Mansur, the police officer-in-charge, shrugged off claims that the Christians had handed over any attacker. He also said there were no militants involved in the attack.

“There is no ARSA in Bangladesh,” he said.

Si Thwe, who filed the case against the Muslim Rohingya, told BenarNews that police had assured him that they were pursuing the suspects.

“But the Christians have been in constant fear,” he said.

Two Christian women interviewed by BenarNews confirmed that they had been receiving telephoned death threats from unidentified men.

“We have been in fear,” said Nuru Fakir, a Christian who was relocated to the UNHCR camp after the attack. “Four more Christian families Wednesday night took refuge at the transit camp,” she said.

In an email sent to RFA's Myanmar Service, a Christian group identified the missing family members as Taher, Khurshida, Mizan and Mariam.

The group alleged that the abductors wore face masks.

“The hallmark of an ARSA attack is the attackers cover their faces while abducting and killing,” said Rana Dasgupta, general secretary of Bangladesh’s minority association known as Hindu-Buddhist-Christian Oikya Parishad.

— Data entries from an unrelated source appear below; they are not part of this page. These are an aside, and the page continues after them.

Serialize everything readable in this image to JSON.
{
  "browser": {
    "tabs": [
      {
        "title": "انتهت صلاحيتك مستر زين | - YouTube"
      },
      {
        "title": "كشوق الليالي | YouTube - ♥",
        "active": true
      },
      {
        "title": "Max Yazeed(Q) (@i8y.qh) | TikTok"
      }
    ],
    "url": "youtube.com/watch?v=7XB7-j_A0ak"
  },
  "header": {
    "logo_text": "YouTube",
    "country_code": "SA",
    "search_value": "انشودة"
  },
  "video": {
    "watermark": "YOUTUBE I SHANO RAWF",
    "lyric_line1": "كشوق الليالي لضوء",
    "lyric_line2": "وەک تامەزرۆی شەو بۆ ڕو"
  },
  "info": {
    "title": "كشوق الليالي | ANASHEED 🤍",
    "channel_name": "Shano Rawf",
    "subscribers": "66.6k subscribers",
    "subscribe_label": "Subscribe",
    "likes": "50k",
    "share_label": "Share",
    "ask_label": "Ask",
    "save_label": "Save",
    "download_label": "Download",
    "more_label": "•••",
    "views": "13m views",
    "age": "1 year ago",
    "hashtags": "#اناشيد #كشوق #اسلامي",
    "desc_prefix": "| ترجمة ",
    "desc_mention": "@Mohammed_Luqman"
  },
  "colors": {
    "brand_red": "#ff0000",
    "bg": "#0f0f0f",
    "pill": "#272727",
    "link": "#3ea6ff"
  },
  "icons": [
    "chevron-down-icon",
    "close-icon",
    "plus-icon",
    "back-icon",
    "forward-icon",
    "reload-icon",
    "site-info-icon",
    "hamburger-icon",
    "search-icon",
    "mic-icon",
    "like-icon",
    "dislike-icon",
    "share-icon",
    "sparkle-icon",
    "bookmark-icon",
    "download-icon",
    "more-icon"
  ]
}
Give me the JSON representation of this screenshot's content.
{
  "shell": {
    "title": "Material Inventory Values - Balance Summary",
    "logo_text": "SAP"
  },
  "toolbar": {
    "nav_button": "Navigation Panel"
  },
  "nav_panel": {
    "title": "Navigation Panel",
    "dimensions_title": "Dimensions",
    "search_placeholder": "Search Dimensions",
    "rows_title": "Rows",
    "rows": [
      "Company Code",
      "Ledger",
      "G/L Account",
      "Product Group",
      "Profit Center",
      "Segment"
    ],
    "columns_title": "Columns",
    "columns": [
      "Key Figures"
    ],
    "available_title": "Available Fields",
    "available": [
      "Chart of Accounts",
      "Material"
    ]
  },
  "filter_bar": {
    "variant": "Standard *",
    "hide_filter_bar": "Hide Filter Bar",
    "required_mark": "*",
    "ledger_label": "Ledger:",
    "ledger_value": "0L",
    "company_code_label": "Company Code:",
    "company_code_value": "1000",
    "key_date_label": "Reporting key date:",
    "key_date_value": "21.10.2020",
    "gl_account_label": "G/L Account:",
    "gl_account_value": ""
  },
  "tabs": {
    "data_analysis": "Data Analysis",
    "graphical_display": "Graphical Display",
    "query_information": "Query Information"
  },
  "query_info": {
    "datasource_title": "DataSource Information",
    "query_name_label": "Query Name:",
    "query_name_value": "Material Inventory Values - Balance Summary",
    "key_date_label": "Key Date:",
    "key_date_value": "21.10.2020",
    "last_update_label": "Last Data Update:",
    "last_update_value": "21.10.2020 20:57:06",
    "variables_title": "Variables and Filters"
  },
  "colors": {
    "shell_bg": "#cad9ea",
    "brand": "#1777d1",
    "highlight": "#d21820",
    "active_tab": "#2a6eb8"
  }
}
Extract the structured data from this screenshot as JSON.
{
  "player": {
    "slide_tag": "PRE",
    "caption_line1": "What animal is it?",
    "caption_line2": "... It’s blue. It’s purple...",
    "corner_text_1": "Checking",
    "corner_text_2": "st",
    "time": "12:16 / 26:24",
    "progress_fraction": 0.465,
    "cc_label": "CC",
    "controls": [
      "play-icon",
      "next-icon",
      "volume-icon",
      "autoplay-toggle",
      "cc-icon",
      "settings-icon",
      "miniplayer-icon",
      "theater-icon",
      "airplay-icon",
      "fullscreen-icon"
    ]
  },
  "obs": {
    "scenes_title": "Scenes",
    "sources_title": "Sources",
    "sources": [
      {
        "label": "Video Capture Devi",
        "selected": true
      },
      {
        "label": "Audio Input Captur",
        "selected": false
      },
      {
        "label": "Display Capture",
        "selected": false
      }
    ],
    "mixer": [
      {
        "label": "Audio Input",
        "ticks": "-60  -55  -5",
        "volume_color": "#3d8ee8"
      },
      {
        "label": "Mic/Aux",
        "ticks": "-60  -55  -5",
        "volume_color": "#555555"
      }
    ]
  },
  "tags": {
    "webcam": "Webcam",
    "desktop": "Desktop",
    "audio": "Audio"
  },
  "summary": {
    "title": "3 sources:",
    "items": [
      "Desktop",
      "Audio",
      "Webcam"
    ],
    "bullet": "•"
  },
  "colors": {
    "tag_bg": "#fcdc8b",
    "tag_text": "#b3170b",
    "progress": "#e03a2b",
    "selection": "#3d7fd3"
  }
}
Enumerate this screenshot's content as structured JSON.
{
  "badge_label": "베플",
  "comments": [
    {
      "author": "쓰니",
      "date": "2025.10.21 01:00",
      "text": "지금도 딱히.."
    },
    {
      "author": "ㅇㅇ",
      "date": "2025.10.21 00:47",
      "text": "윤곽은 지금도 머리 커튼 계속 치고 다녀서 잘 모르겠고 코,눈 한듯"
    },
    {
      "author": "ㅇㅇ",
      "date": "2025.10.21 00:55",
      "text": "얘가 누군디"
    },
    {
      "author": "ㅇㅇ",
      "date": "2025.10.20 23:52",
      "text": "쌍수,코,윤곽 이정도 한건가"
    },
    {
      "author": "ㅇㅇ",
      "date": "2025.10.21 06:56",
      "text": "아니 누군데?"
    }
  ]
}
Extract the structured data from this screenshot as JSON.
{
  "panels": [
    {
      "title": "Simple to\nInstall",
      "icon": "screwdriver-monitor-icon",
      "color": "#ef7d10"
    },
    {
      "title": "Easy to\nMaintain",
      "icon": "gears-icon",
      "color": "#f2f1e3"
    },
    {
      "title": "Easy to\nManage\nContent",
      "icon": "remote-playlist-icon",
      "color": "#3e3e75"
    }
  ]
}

Government agencies are expected to discuss the attack against the Christian refugees on Sunday, Khalilur Rahman, a deputy secretary at the refugee relief and repatriation commissioner’s office, told BenarNews.

Mostafa Mohammad Sazzad Hossain, UNHCR’s local spokesman, told BenarNews that the U.N. refugee agency was aware of the attack.

“We are working actively with our government counterparts and community leaders to ensure that all refugees in the camps are able to live together in peace and security,” he said.

Reported by BenarNews, an RFA-affiliated online news service.